With hefty monthly payments hanging over their heads and virtually no savings in their bank accounts, many grads struggle to pay for expenses like car insurance or security deposits. Juggling these bills would be tough for anyone -- but it's even tougher because many new graduates lack credit histories. That makes it nearly impossible to get a short-term bank loan.
Fortunately, Michigan's representatives in Congress have a chance to help these young Michiganians secure the low-interest loans they need to start their professional lives off strong. The legislation would allow community banks to partner with financial technology firms to offer affordable loans to folks with poor or no credit histories.
By joining this effort, lawmakers could give working Michiganians the financial tools they need to thrive in the middle class.
Of course, recent grads aren't the only ones without savings to fall back on. More than three-quarters of Americans live paycheck-to-paycheck, according to a recent survey from CareerBuilder. Not all of them are low-income. In fact, one in 10 of these individuals earns $100,000 or more per year.

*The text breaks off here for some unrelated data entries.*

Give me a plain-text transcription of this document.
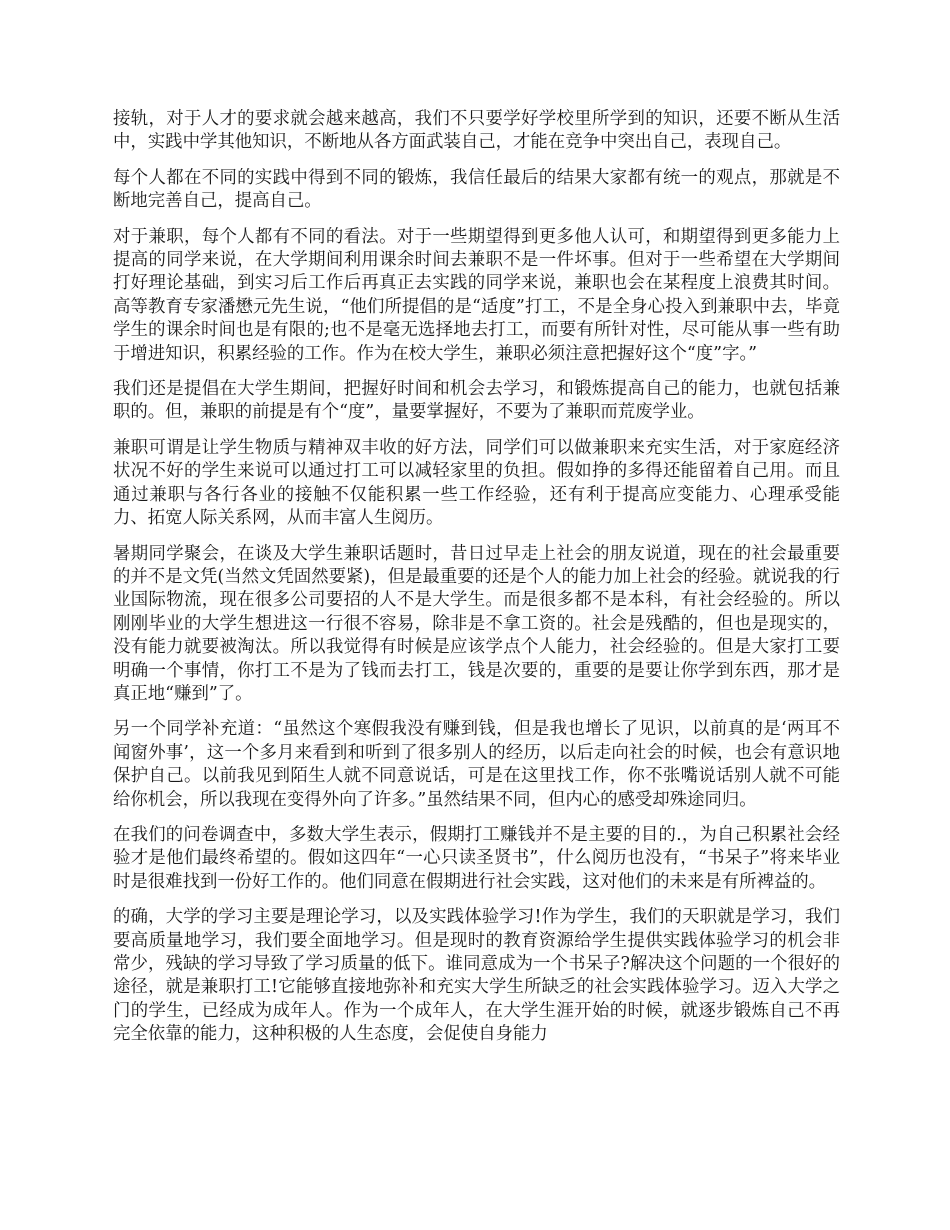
接轨，对于人才的要求就会越来越高，我们不只要学好学校里所学到的知识，还要不断从生活中，实践中学其他知识，不断地从各方面武装自己，才能在竞争中突出自己，表现自己。

每个人都在不同的实践中得到不同的锻炼，我信任最后的结果大家都有统一的观点，那就是不断地完善自己，提高自己。

对于兼职，每个人都有不同的看法。对于一些期望得到更多他人认可，和期望得到更多能力上提高的同学来说，在大学期间利用课余时间去兼职不是一件坏事。但对于一些希望在大学期间打好理论基础，到实习后工作后再真正去实践的同学来说，兼职也会在某程度上浪费其时间。高等教育专家潘懋元先生说，“他们所提倡的是“适度”打工，不是全身心投入到兼职中去，毕竟学生的课余时间也是有限的;也不是毫无选择地去打工，而要有所针对性，尽可能从事一些有助于增进知识，积累经验的工作。作为在校大学生，兼职必须注意把握好这个“度”字。”

我们还是提倡在大学生期间，把握好时间和机会去学习，和锻炼提高自己的能力，也就包括兼职的。但，兼职的前提是有个“度”，量要掌握好，不要为了兼职而荒废学业。

兼职可谓是让学生物质与精神双丰收的好方法，同学们可以做兼职来充实生活，对于家庭经济状况不好的学生来说可以通过打工可以减轻家里的负担。假如挣的多得还能留着自己用。而且通过兼职与各行各业的接触不仅能积累一些工作经验，还有利于提高应变能力、心理承受能力、拓宽人际关系网，从而丰富人生阅历。

暑期同学聚会，在谈及大学生兼职话题时，昔日过早走上社会的朋友说道，现在的社会最重要的并不是文凭(当然文凭固然要紧)，但是最重要的还是个人的能力加上社会的经验。就说我的行业国际物流，现在很多公司要招的人不是大学生。而是很多都不是本科，有社会经验的。所以刚刚毕业的大学生想进这一行很不容易，除非是不拿工资的。社会是残酷的，但也是现实的，没有能力就要被淘汰。所以我觉得有时候是应该学点个人能力，社会经验的。但是大家打工要明确一个事情，你打工不是为了钱而去打工，钱是次要的，重要的是要让你学到东西，那才是真正地“赚到”了。

另一个同学补充道：“虽然这个寒假我没有赚到钱，但是我也增长了见识，以前真的是‘两耳不闻窗外事’，这一个多月来看到和听到了很多别人的经历，以后走向社会的时候，也会有意识地保护自己。以前我见到陌生人就不同意说话，可是在这里找工作，你不张嘴说话别人就不可能给你机会，所以我现在变得外向了许多。”虽然结果不同，但内心的感受却殊途同归。

在我们的问卷调查中，多数大学生表示，假期打工赚钱并不是主要的目的.，为自己积累社会经验才是他们最终希望的。假如这四年“一心只读圣贤书”，什么阅历也没有，“书呆子”将来毕业时是很难找到一份好工作的。他们同意在假期进行社会实践，这对他们的未来是有所裨益的。

的确，大学的学习主要是理论学习，以及实践体验学习!作为学生，我们的天职就是学习，我们要高质量地学习，我们要全面地学习。但是现时的教育资源给学生提供实践体验学习的机会非常少，残缺的学习导致了学习质量的低下。谁同意成为一个书呆子?解决这个问题的一个很好的途径，就是兼职打工!它能够直接地弥补和充实大学生所缺乏的社会实践体验学习。迈入大学之门的学生，已经成为成年人。作为一个成年人，在大学生涯开始的时候，就逐步锻炼自己不再完全依靠的能力，这种积极的人生态度，会促使自身能力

For Americans living paycheck to paycheck, even a small unexpected expense could force them to turn to predatory lenders for quick cash.
Take Tameka Massengale, who works full-time as a saleswoman in Detroit. When her car broke down, she didn't have the $300 needed to fix it. She turned to a payday lender, who provided her with the cash, but at an outrageous interest rate. By the time she made her last payment four months later, Massengale had paid more than $450 in additional fees, according to a profile in Crain's Detroit Business.
Massengale isn't alone. Many Michiganians have trouble accessing low-interest loans because of their credit scores -- or lack thereof.
Most banks won't give out short-term loans to anyone with a score under 700. The average Experian credit score in Michigan is just 688. Since 2008, bank lending to so-called "subprime" borrowers has dropped by more than $140 billion nationwide.
A sizable number of Michiganians must now resort to high-interest sources of credit, such as payday lenders or credit card companies, to cover unexpected expenses. The average Michigan resident has nearly $5,000 in credit card debt.
Financial technology, or "fintech," companies can break this cycle of debt by helping people secure affordable bank loans.
Such firms don't rely solely on FICO credit scores to determine an individual's creditworthiness. Instead, they use sophisticated data analytics and examine thousands of factors to gauge whether someone is likely to repay a loan. Banks then use these evaluations to safely extend loans to borrowers otherwise deemed too risky.
For Michiganians struggling to find affordable short-term financing, fintech could be their saving grace.
In fact, Michigan is already a hub of fintech innovation, with organizations like the Detroit Fintech Association attracting ample venture capital funding from all over the country. Quicken Loans Chairman Dan Gilbert has even described Detroit as "the center of our country's FinTech revolution."
A number of recent court rulings could soon make it difficult for fintech companies to match customers with bank lenders. Judges have classified fintech firms as the "true lenders," even though banks or third parties often assume the risk in many fintech partnerships. Because of complex, arcane banking laws, this "true lender" designation can prevent banks from working with fintech firms to offer low-interest loans to borrowers.
Congress can address this problem by ensuring fintech companies are treated as the financial consultants they are, and not as lenders.
Michigan's fintech industry could change the way millions of people -- from freshly minted college graduates to workers facing unexpected expenses -- access short-term credit. But it's up to Congress to lay the legal groundwork for this financial revolution.
Virgie Rollins is a community activist in Detroit.